Bürger reden über Europa-Verdruss
Mehr Beteiligung an Entscheidungen gefordert / Lobby-Büro geplant
»Es ist nicht unsere Schuld, dass wir uns nicht für Europa interessieren.« Diese Aussage war öfter zu hören von den Teilnehmern einer Diskussionsrunde, die dieser Tage in Brüssel stattfand. Und es überraschte kaum, dass die Erfahrungen der deutschen Teilnehmer ähnlich waren wie jene der Letten, Bulgaren und Ungarn, die im Herbst schon einmal, jeweils für sich in ihren Heimatländern, die gleiche Frage debattiert hatten: Sollen Bürger bei EU-Entscheidungen mitsprechen? Und wenn ja: Bei welchen Entscheidungsprozessen wäre es sinnvoll, die Bürger einzubeziehen? Was darf auf keinen Fall passieren?
Schnell kam die Brüsseler Runde auf den Mangel an Informationen über Europa zu sprechen. Dabei sind sie reichlich vorhanden. Joana Vieira da Silva als Vertreterin der Abteilung »Europa für Bürger« der EU-Kommission verwies auf Internetseiten, Broschüren, zahlreiche Angebote für die Bürger. »Mich interessiert dieser ganze Stoß von Broschüren aber nicht«, sagte die Berliner Studentin Jennifer Taylor. Und wenn sie etwas auf den Internetseiten der EU suche, sei da alles so unübersichtlich, dass man nach mehreren Minuten aufgebe. »Ich habe keine Lust, ständig von einem Text zum anderen verwiesen zu werden und die Hälfte davon sowieso nicht zu verstehen, weil die Sprache so kompliziert ist«, klagte auch Gitta Toth aus Budapest.

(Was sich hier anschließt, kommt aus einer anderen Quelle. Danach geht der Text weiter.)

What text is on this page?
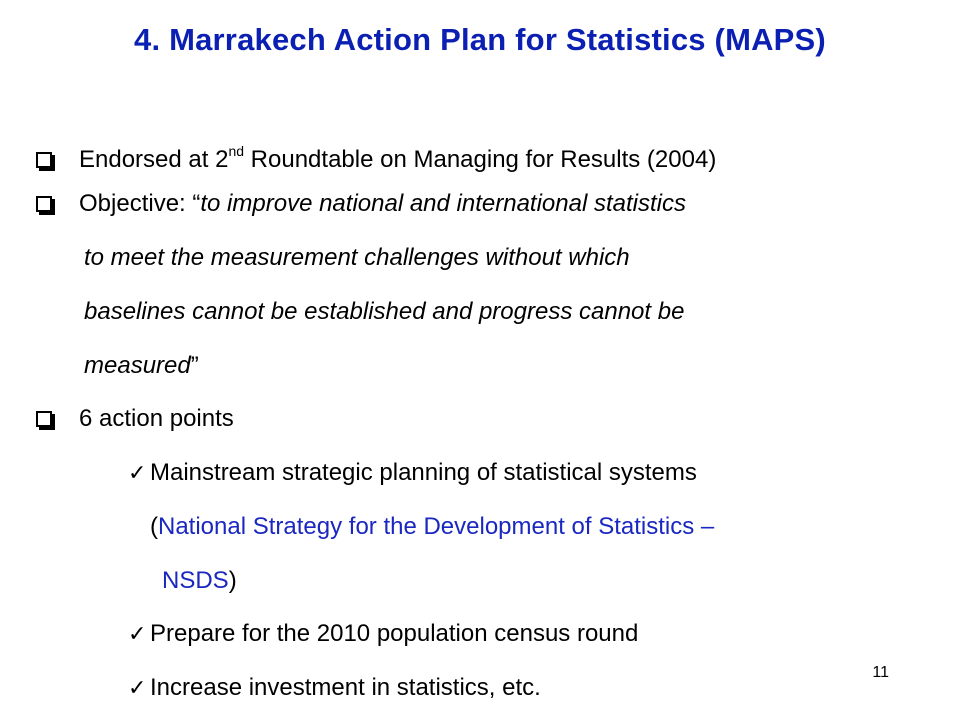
4. Marrakech Action Plan for Statistics (MAPS)
Endorsed at 2nd Roundtable on Managing for Results (2004)
Objective: “to improve national and international statistics
to meet the measurement challenges without which
baselines cannot be established and progress cannot be
measured”
6 action points
✓ Mainstream strategic planning of statistical systems
(National Strategy for the Development of Statistics –
NSDS)
✓ Prepare for the 2010 population census round
✓ Increase investment in statistics, etc.
11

Alle Teilnehmer waren sich einig, dass Interesse für die EU durchaus geweckt werden könne. Die meisten hatten das selbst erlebt. Skeptisch seien sie gewesen, als sie sich zu den ersten Diskussionsrunden im Herbst aufgemacht hätten. Dann aber habe ihnen das Debattieren über die EU Spaß gemacht. Diesen Elan gelte es, in die Politik hineinzutragen. Man möchte gefragt oder zumindest informiert werden, was bei der EU abläuft – und zwar nicht erst am Ende, wenn alles schon entschieden ist, sondern am Anfang der Diskussionen. Als größte Enttäuschung bezeichneten die Teilnehmer die Situation, wenn ihre Fragen an die EU nicht beantwortet würden.
Die Debatten in Lettland, Bulgarien, Ungarn und Deutschland sowie das Brüsseler Abschlusstreffen sind Teil eines Projekts der EU-Kommission, die ergründen möchte, wie man Bürger stärker am Geschehen in der EU teilnehmen lassen kann. Denn bei der EU macht man sich durchaus Sorgen über den Verdruss vieler Bürger, der sich beim Thema Europa schnell einstellt.
Die Ergebnisse sollen deshalb einfließen in Verbesserungen des Verhältnisses zwischen der EU und den Menschen. Wie das aussehen wird, ist noch nicht klar. Konkrete Vorstellungen hat dagegen der europäische Bürgerverein ECAS, der mit Geld der EU-Kommission und des Wirtschafts- und Sozialausschusses die Debatten in den vier Ländern organisiert hatte. Er möchte im Brüsseler EU-Viertel ein Bürgerhaus eröffnen, das eine Art Lobby-Büro für ganz normale Menschen sein soll. Es wäre die erste derartige Einrichtung in Brüssel.